The “The central park 5 case“, which has since been the subject of a series broadcast on Netflix, dates back to April 19, 1989. That evening, Patricia “Trisha” Meili, a 29-year-old white icer, is snagging in the large Manhattan Park when she is violently assaulted and raped. Overthrew at 80% of her blood, the young woman is close to death when she is discovered by workers in a ditch. Intubated, suffering from 21 fractures, she will spend seven weeks in hospital.
In 1989, New York City faced an unprecedented wave of crime: crack cocaine was spreading on the streets and more than 3,200 rapes were recorded in the city. The police officers are on their teeth and must quickly find the culprit. On the same evening, five African-American and Spanish-American teenagers were arrested in New York as part of a series of attacks on joggers. Despite testimonies that do not coincide with the crime scene in which Patricia “Trisha” Meili’s dead man, the absence of DNA and eyewitnesses, the police manage to make them confess to the rape. Often questioned in the absence of a lawyer, four of the five youngsters sign a detailed confession of the attack they have never committed. Yusef Salaam, then 15 years old, narrowly evaded it thanks to his mother’s intervention.
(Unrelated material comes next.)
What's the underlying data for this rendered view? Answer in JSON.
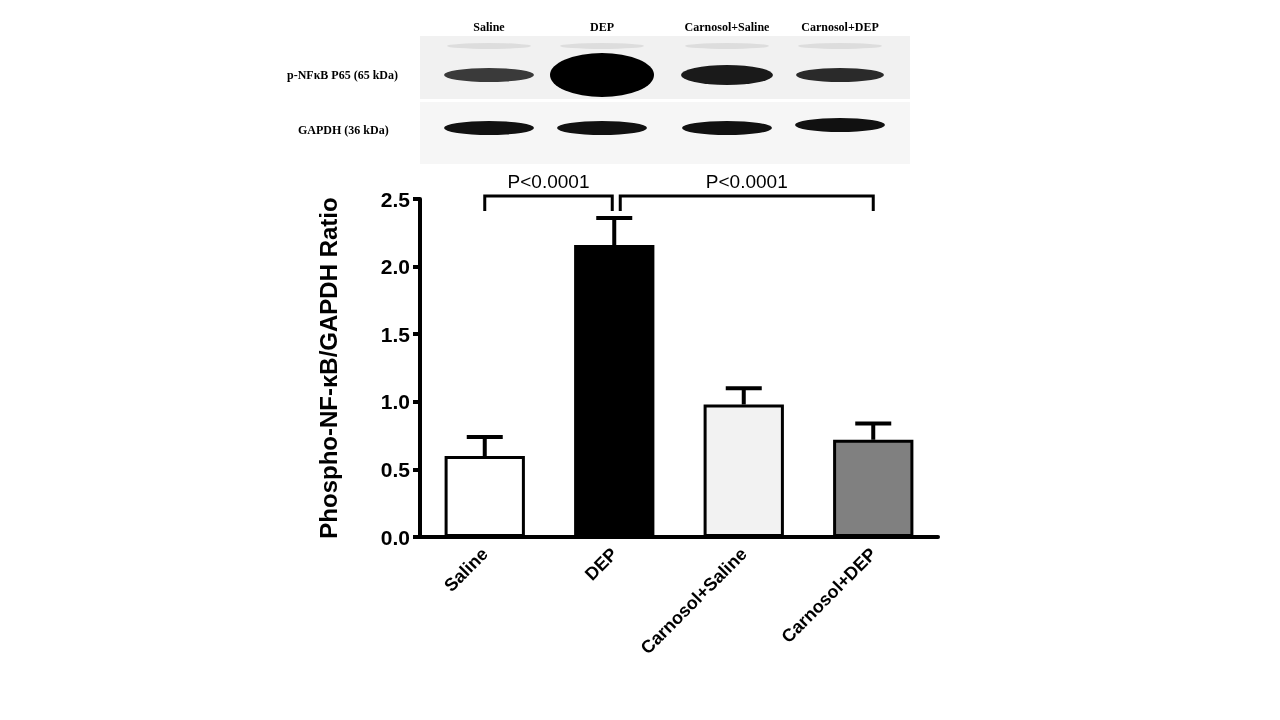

The central park 5 case Immediately, the press and politicians are unleashed and evoke the “wilding” of New York by gangs of young people. The New York Daily News headlined: “The prey of the pack of wolves: a jugger nears death after being savagely assaulted by a stray gang.” A few weeks later, Donald Trump, at the time, built a long podium with populist accents, where he attacked the city’s Democratic mayor, Ed Koch, by name: “Give us the death penalty. Give us our police.”
Pressed at a few months from the municipal elections, the mayor will later admit in a documentary: “It was for everyone, not just for me, the crime of the century.”
No bitterness
On 18 August 1990, the “The central park 5 case” was sentenced to five to ten years’imprisonment. Korey Wise, the oldest, is the only one to integrate an adult prison, the other four are sent to a juvenile correctional centre. The case rebounded 12 years later when Matias Reyes, confused by his DNA and already in prison for four rapes and the murder of a pregnant woman, confessed to being solely responsible for the rape of The central park 5 case. It was not until 2014 that the justice system awarded the five convicted prisoners compensation had been awarded to 41 million dollars.
The central park 5 case, Yusef Salaam has been involved in the Innocence Project, an American NGO fighting miscarriages of justice since 1992, and of which he has become a member of the board of directors. In 2016, President Barack Obama presented him with a Lifetime Achievement Award.
“I’m glad I’ve had very, very close the pain, and now that I have a voice, I know exactly what people are talking about,” he told New York TV, after his election. As a sign that he had evacuated all resentment despite his personal drama, his memoirs (published in 2021) were entitled: “Better, Not Bitter”.